A management + analytics platform for community-hosted Battlefield servers, built by reverse-engineering EA's protocols. Used by 100+ admins; backing APIs serve 50k+ players.

discord community
18k members
public api traffic
1M+ req / day
blaze throughput
~15 MB/s
subscription revenue
$400–500 / mo
server-manager.mp4youtube ↗
// muted demo · servers list → live admin actions → streaming audit log

The problem

EA's Battlefield titles run on official servers that are overrun with cheaters, so players move to community-hosted ones to actually enjoy the game. The catch: every admin function - kick, ban, swap map, view live players, pull stats - only exists inside the in-game admin UI. That UI is buggy, partial, and effectively abandoned the moment EA stops supporting a title. BF5 didn't ship admin tooling to community hosts at all.

Community admins were moderating blind, and players had no way to look up real stats outside the game.

What I built

A complete external management + analytics platform for these community servers - every admin function, every player stat, every audit decision, lifted out of the game and into a proper web app, mobile, and Discord. Designed and built like a serious admin tool: identity, RBAC, evidence-backed actions, append-only audit logs.

How

EA exposes no public APIs for any of this. A small group of us reverse-engineered the surface:

  • HTTP gateway - captured with Fiddler (SSL pinning disabled), replayed, documented.
  • Blaze - EA's proprietary TCP wire protocol that carries the actual server/player data. No spec, no proto files. We mapped the encoding, type system, and message shapes by combining packet capture with live memory reads against running clients.

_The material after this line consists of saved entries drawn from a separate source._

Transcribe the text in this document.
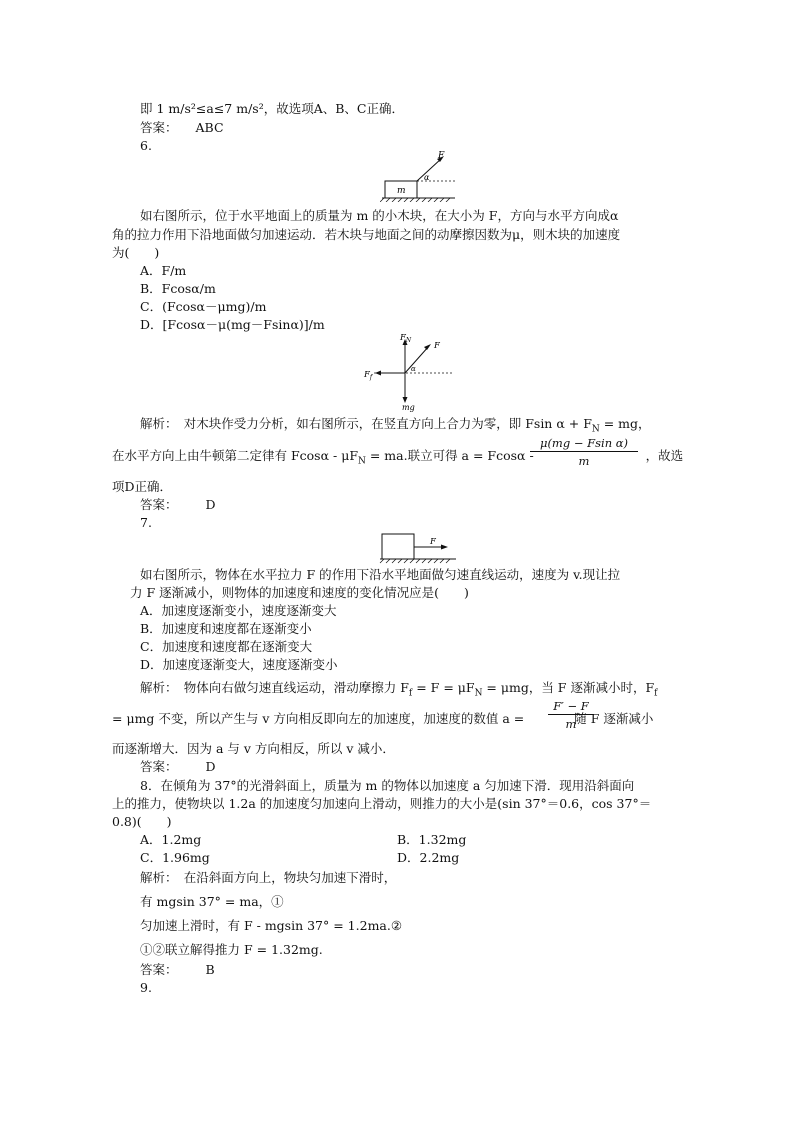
即 1 m/s²≤a≤7 m/s²，故选项A、B、C正确．
答案： ABC
6.
m
F
α
如右图所示，位于水平地面上的质量为 m 的小木块，在大小为 F，方向与水平方向成α
角的拉力作用下沿地面做匀加速运动．若木块与地面之间的动摩擦因数为μ，则木块的加速度
为(　　)
A．F/m
B．Fcosα/m
C．(Fcosα－μmg)/m
D．[Fcosα－μ(mg－Fsinα)]/m
$F_N$
mg
$F_f$
F
α
解析：　对木块作受力分析，如右图所示，在竖直方向上合力为零，即 Fsin $\alpha + F_N$ = mg，
在水平方向上由牛顿第二定律有 Fcosα - $\mu F_N$ = ma.联立可得 a = Fcosα -	，故选
$\frac{\text{μ(mg − Fsin α)}}{m}$
项D正确．
答案： D
7.
F
如右图所示，物体在水平拉力 F 的作用下沿水平地面做匀速直线运动，速度为 v.现让拉
力 F 逐渐减小，则物体的加速度和速度的变化情况应是(　　)
A．加速度逐渐变小，速度逐渐变大
B．加速度和速度都在逐渐变小
C．加速度和速度都在逐渐变大
D．加速度逐渐变大，速度逐渐变小
解析：　物体向右做匀速直线运动，滑动摩擦力 $F_f = F = \mu F_N = \mu mg$，当 F 逐渐减小时，$F_f$
= μmg 不变，所以产生与 v 方向相反即向左的加速度，加速度的数值 a =	随 F 逐渐减小
$\frac{F' - F}{m}$
而逐渐增大．因为 a 与 v 方向相反，所以 v 减小．
答案： D
8．在倾角为 37°的光滑斜面上，质量为 m 的物体以加速度 a 匀加速下滑．现用沿斜面向
上的推力，使物块以 1.2a 的加速度匀加速向上滑动，则推力的大小是(sin 37°＝0.6，cos 37°＝
0.8)(　　)
A．1.2mg	B．1.32mg
C．1.96mg	D．2.2mg
解析：　在沿斜面方向上，物块匀加速下滑时，
有 mgsin 37° = ma，①
匀加速上滑时，有 F - mgsin 37° = 1.2ma.②
①②联立解得推力 F = 1.32mg.
答案： B
9.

Then I built the platform alone:

  • Blaze SDK in Rust - the platform sustains ~15 MB/s of decoded Blaze traffic per active region. Anything slower stalled the live player views, which forced Rust on the wire layer.
  • API + workers - FastAPI gateway in front of Rust workers, MongoDB + Postgres for state, Redis for hot caches, Kafka fanning out Blaze fetches across a worker pool. The public stats APIs on top serve 1M+ requests / day.
  • Frontend - Next.js + TypeScript for the manager and the public stats site.
  • Identity & permissions - Discord OAuth for sign-in, then a custom RBAC layer that pulls Discord roles into fine-grained per-server permissions. Admins can define their own roles.
  • Accountability - every action (kick, ban, role change, config) writes an append-only audit log and streams into the community's Discord in real time. Bans require evidence uploads before they commit.
  • Discord bot - same functions, surfaced inside chat for admins who live there.
  • Auto-ban engine - rule engine over the live stats stream that flags or bans on configurable thresholds.

Player tracker

Per-player profile: every reported match, full stats, analytics, suspicion ratings.

player-tracker.mp4youtube ↗
// muted demo · player profile → match history → suspicion ratings

Where it landed

The community I lead is now 18k Discord members. The manager runs 100+ admins across community servers; the public stats APIs serve 50k+ players and absorb 1M+ requests / day. A queue-skip VIP subscription on the manager pays for the infra at $400–500 / month.

This is the project I'd point at to answer "what does end-to-end ownership look like for you, outside of a job?" Reverse-engineering, protocol design, Rust on the wire, a real product layer, a real community, real money.